そこには、当然ながらいつもの自分が映っていた。和也はほっと息をつき、何度も「これは現実だ」と確認するように呟いた。だが、ふと気づいた。鏡に映った自分の背後、部屋の影の中に何かが動いたような気がしたのだ。
心臓が高鳴り、恐る恐る振り返るが、何もない。ただの暗がりだ。気のせいかと再び鏡を見つめると、そこには恐ろしい事実が映し出されていた。和也の「背後」には確かに何かがいた。ぼんやりとした人影のようなものが、和也をじっと見つめている。それは、夢の中で見た「自分」の顔をしていた。
動けない和也の耳元で、再びあの囁きが聞こえた。
「逃げられない…」
その瞬間、鏡に映った「自分」の顔が笑みを浮かべたまま急にこちらへ突き出し、和也は思わず鏡を叩き割った。ガラスが粉々に砕け散り、和也は恐怖に駆られてその場を飛び出した。

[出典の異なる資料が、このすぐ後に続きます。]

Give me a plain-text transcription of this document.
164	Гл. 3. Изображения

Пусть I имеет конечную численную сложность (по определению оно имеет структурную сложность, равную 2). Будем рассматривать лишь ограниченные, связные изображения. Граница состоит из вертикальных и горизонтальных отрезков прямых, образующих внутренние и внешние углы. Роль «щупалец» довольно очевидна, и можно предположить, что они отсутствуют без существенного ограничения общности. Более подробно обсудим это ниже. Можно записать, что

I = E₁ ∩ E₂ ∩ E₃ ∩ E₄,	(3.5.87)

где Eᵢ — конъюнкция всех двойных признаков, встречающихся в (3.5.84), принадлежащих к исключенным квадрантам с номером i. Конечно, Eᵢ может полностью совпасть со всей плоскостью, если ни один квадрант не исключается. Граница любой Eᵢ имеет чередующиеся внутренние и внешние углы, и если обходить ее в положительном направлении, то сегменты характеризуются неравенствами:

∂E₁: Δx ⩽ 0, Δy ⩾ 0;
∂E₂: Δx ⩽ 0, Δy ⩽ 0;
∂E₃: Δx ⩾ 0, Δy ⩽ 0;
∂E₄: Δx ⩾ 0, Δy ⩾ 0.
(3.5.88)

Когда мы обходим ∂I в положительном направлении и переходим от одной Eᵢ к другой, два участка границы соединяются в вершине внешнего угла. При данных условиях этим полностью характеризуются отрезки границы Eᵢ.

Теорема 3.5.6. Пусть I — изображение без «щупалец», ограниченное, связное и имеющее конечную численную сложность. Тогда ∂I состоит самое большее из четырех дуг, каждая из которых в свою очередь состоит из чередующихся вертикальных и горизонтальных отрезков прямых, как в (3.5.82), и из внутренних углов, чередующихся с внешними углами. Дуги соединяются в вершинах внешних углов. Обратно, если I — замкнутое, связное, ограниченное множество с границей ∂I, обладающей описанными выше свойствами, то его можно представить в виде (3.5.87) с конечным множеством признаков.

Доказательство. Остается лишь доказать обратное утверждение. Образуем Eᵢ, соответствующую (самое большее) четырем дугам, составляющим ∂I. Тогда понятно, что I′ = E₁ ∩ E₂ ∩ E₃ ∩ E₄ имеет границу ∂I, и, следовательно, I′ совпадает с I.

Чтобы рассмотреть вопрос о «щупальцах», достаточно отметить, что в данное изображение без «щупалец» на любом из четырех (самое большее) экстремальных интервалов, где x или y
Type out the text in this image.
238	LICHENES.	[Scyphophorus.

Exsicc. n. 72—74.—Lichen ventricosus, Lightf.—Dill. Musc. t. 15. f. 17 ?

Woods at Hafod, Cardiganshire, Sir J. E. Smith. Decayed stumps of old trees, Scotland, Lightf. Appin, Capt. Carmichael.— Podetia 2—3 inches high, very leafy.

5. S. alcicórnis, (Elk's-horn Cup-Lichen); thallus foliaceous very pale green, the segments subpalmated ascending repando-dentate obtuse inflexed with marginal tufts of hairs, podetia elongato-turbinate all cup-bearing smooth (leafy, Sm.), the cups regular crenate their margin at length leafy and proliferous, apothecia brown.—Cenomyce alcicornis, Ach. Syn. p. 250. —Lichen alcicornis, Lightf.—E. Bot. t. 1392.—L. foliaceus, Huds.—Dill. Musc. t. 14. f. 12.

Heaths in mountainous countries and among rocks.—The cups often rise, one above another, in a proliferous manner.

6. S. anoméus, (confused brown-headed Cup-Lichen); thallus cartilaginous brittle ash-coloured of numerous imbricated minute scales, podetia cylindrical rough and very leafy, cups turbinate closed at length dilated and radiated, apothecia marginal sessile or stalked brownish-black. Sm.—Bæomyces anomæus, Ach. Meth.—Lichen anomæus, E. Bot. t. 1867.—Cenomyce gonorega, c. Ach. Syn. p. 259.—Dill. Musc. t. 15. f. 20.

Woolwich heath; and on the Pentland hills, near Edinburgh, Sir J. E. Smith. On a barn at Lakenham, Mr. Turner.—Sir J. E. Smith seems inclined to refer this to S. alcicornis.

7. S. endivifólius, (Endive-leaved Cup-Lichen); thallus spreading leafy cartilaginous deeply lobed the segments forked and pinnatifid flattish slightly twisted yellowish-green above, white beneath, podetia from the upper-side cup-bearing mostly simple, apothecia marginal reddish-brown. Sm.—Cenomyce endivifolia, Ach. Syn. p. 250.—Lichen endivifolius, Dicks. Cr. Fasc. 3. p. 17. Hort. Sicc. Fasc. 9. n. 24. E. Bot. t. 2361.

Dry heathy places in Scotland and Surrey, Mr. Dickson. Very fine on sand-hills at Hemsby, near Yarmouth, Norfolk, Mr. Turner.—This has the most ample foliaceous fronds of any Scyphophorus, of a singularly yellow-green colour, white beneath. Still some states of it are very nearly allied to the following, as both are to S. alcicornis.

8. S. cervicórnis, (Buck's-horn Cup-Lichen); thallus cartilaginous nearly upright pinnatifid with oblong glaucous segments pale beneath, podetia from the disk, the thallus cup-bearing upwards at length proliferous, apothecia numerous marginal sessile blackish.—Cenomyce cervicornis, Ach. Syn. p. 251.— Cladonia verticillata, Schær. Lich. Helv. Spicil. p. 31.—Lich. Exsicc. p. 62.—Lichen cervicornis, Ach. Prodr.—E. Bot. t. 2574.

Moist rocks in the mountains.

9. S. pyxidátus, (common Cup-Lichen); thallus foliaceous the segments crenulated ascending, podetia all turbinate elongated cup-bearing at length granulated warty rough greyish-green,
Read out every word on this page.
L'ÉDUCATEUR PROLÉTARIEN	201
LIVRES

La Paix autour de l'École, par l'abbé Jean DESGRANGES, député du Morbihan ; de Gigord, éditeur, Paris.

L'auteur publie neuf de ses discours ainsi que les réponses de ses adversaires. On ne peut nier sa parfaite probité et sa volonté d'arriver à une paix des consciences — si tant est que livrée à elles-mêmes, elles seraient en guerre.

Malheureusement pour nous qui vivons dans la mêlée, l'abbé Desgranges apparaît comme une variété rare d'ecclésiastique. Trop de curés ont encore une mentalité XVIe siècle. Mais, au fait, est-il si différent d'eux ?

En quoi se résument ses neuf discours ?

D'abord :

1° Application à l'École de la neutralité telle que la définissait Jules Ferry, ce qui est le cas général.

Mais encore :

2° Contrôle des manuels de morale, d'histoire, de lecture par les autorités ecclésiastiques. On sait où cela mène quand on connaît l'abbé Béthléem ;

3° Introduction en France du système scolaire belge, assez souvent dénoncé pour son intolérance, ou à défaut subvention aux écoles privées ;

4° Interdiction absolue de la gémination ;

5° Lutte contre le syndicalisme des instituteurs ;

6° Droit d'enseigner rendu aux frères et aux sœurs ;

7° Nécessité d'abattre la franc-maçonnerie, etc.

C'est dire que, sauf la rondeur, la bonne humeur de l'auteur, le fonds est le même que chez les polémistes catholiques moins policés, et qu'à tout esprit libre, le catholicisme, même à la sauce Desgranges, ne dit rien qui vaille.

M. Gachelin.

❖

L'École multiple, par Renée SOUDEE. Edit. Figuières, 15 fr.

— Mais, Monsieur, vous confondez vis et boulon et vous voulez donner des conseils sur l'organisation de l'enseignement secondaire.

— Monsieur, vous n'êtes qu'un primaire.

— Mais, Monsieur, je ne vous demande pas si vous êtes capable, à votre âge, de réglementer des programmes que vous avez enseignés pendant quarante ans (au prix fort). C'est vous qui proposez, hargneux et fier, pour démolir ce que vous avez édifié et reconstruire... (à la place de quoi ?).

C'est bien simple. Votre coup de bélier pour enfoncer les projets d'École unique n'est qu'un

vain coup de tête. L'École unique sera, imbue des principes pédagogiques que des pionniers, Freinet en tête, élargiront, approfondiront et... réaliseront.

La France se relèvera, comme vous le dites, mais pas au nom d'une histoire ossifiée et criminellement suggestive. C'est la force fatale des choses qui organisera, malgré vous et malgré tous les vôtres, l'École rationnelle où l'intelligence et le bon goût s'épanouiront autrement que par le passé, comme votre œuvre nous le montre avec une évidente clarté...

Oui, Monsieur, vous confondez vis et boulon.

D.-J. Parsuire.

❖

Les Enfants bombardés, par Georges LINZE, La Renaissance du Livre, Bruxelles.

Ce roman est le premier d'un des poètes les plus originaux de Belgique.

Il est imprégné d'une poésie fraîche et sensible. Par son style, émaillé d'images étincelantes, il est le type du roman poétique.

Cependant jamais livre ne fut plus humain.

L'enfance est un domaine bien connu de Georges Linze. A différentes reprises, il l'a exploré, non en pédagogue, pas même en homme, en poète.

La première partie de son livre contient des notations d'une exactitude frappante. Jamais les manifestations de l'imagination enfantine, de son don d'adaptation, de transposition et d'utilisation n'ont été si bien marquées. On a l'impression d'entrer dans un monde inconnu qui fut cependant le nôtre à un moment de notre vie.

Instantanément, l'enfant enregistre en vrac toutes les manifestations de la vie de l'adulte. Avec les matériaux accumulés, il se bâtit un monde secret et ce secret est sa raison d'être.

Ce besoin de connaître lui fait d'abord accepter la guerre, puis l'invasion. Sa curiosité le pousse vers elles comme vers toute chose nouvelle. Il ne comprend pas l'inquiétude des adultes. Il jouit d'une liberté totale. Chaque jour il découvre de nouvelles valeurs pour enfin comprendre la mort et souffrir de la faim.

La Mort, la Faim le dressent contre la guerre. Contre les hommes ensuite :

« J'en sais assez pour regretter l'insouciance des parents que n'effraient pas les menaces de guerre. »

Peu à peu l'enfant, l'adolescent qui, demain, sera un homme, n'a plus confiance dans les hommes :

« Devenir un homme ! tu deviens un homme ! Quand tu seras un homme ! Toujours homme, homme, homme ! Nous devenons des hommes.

翌朝、彼は割れた鏡の前に立ち尽くしていた。床には散らばった破片が、昨夜の出来事がただの幻ではないことを物語っている。しかし、安心したのも束の間、彼は気づいてしまった。鏡の破片に映る自分の姿は、すべて異なる方向を向き、そして、全てが不気味に笑っていた。
その日から、和也の生活は徐々に崩壊していった。鏡の前に立つたびに、自分とは違う動きをする映像が映る。ある日には、映った自分が勝手に口を開き、彼の恐怖をあざ笑うかのように「次は、もう逃げられないよ」と呟いた。
和也は鏡を避けるようになり、家中の全ての鏡を隠したが、夜になるとどこからともなくあの囁き声が聞こえてくる。「待ってるよ…」その声は徐々に彼の精神を追い詰め、日常生活すらまともに送れなくなっていった。
最後に和也が姿を消したのは、ある雨の夜だった。家の中には彼の姿はなく、ただ一枚の割れた鏡の破片が床に残されていた。そして、その鏡に映っていたのは、例の不気味な笑顔を浮かべた和也の姿だった。
鏡に映る自分が、果たして本当に「自分」なのか、次に確認するとき、あなたもその恐怖に囚われるかもしれません。